As of 13 April 2021, only one Gray Hawk was still wearing a Teflon ribbon harness, an adult female who is also the only female not wearing an OrniTrack-E10 with an elevated solar panel. This harness was deployed 25 February 2020, our eighth deployment, and the first harness to have the knots sewn and the additional neoprene and flexible cutting board extension; in addition, we trimmed the bird's nape feathers. Her battery dropped to a low of 54% while she was incubating but returned to 100% on 2 May 2020. On 25 June 2020, the battery began a gradual decline with occasional slight increases, with the battery level at 50% by 8 August 2020. This decline coincided with the annual prebasic molt, and by 20 October 2020 the battery level had reached 0%. Of 12 birds wearing an OrniTrack-E10 from September 2020 through February 2021, the battery level for six males averaged 86.2% ± 2.0 (SD) and for six females averaged 82.5% ± 15.6.
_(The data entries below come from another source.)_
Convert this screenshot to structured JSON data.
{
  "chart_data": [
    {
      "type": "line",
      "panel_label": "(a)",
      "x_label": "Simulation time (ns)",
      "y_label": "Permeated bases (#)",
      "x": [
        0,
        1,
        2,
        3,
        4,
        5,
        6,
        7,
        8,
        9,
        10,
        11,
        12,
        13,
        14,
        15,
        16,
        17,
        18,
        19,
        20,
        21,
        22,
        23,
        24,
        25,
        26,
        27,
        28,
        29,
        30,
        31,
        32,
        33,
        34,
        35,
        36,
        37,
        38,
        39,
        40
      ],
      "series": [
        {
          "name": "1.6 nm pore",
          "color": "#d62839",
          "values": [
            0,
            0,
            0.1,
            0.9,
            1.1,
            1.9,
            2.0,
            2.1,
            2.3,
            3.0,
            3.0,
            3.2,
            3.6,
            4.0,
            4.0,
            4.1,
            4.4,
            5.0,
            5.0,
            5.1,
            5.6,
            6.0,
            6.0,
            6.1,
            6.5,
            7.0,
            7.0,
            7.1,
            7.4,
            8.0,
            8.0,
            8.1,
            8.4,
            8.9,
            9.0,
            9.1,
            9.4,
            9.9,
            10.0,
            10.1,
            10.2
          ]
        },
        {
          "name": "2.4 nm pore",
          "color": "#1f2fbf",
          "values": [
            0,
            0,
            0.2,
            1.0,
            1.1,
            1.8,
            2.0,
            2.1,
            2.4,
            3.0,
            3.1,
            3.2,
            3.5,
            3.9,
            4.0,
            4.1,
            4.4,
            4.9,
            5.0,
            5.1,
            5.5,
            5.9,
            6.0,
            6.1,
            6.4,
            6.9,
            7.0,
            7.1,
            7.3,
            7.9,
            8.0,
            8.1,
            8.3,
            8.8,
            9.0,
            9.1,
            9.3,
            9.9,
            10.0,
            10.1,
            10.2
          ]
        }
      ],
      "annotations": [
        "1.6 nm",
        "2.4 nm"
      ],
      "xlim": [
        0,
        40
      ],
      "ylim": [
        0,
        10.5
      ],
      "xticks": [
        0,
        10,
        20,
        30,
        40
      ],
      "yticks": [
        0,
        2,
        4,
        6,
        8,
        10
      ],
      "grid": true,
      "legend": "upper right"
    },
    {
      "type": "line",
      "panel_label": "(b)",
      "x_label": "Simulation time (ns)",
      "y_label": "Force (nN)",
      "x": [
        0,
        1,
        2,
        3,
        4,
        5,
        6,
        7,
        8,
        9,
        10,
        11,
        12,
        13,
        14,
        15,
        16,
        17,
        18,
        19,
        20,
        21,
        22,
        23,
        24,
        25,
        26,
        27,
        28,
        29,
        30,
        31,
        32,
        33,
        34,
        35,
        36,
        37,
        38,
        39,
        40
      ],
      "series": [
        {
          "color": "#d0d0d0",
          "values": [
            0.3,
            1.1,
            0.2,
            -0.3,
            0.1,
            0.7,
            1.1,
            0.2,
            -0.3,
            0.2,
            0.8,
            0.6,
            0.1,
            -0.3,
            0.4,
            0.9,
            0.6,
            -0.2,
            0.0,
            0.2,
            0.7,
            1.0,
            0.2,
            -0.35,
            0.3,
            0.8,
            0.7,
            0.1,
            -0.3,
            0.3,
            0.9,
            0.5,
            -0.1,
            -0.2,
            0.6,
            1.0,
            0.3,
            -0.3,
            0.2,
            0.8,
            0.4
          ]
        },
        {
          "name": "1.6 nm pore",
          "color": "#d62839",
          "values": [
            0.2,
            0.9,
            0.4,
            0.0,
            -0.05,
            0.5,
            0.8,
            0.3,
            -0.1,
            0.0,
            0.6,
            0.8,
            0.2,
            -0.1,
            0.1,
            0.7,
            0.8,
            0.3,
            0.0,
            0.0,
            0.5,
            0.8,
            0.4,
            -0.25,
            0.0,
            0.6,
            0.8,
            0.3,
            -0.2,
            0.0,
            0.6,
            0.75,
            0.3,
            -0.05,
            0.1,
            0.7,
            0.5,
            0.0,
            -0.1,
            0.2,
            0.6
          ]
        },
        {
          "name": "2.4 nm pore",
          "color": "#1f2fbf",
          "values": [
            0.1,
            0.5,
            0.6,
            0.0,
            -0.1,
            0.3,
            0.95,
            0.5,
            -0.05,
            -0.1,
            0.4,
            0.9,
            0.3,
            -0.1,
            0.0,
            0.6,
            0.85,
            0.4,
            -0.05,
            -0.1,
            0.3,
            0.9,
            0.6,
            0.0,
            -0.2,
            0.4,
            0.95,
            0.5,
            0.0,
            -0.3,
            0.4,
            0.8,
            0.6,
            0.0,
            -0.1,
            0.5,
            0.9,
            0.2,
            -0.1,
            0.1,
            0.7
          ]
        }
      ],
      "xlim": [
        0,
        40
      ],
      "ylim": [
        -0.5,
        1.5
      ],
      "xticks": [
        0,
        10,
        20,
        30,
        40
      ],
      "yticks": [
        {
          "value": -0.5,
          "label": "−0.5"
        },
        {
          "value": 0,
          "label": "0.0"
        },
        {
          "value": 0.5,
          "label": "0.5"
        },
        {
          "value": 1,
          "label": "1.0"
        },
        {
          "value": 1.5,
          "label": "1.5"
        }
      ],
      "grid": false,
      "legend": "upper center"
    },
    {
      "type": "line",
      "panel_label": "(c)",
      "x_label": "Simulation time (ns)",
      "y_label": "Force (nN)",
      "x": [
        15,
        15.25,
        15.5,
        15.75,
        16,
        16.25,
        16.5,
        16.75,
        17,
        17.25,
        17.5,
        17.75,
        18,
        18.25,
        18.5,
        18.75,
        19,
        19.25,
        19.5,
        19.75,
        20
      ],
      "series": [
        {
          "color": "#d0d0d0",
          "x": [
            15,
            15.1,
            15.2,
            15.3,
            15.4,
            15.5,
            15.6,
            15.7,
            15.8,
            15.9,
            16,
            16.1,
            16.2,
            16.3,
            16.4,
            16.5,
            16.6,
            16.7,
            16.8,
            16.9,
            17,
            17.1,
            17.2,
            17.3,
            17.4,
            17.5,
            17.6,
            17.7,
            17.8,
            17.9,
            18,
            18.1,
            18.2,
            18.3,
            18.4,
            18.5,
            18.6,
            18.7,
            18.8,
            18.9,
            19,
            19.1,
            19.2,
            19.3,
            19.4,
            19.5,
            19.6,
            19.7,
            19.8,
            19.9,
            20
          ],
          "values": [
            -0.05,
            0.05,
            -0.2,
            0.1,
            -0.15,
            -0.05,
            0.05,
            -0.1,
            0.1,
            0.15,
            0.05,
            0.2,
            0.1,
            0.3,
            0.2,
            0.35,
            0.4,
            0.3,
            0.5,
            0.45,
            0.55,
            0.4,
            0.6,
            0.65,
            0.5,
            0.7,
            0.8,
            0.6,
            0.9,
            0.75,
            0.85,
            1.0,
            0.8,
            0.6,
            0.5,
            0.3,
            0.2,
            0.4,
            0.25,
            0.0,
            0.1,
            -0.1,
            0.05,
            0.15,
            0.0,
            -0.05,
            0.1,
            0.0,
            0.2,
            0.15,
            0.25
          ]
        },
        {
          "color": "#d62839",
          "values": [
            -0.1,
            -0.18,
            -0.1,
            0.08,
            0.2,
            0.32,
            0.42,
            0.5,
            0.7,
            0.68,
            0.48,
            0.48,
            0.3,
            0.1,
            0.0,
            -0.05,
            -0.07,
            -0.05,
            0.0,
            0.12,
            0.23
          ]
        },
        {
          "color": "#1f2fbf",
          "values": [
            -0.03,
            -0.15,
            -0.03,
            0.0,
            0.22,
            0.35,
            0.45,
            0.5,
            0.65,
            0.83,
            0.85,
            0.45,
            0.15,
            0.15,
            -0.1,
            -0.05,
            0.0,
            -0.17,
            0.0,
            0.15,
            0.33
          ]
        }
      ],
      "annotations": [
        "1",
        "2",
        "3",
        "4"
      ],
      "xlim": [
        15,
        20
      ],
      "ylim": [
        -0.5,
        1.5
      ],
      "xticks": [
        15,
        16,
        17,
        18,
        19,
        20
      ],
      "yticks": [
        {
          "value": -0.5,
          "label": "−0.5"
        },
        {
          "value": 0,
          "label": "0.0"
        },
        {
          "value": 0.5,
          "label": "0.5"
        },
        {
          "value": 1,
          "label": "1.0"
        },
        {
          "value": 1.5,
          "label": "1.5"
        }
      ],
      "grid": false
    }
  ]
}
After experiencing harness failure in six of 10 Teflon harnesses on adult Gray Hawks and one Spectra harness failure, we deployed 47 Spectra harnesses with no subsequent failures for an average of 8.2 mo (range = 96—413 d). The natural tubular Spectra tape was much tougher to cut through than the Teflon and it frayed less; we feel this increased abrasion resistance was the main factor that contributed to our success. We believe extra stitching at the knots and use of Krazy Glue further improved our design. We found that Ornitela's OrniTrackE10 transmitter had solar panels sufficiently elevated to preclude coverage by nape feathers, whereas our attempts to post-modify the original OrniTrack-10 transmitters to accomplish this were not successful.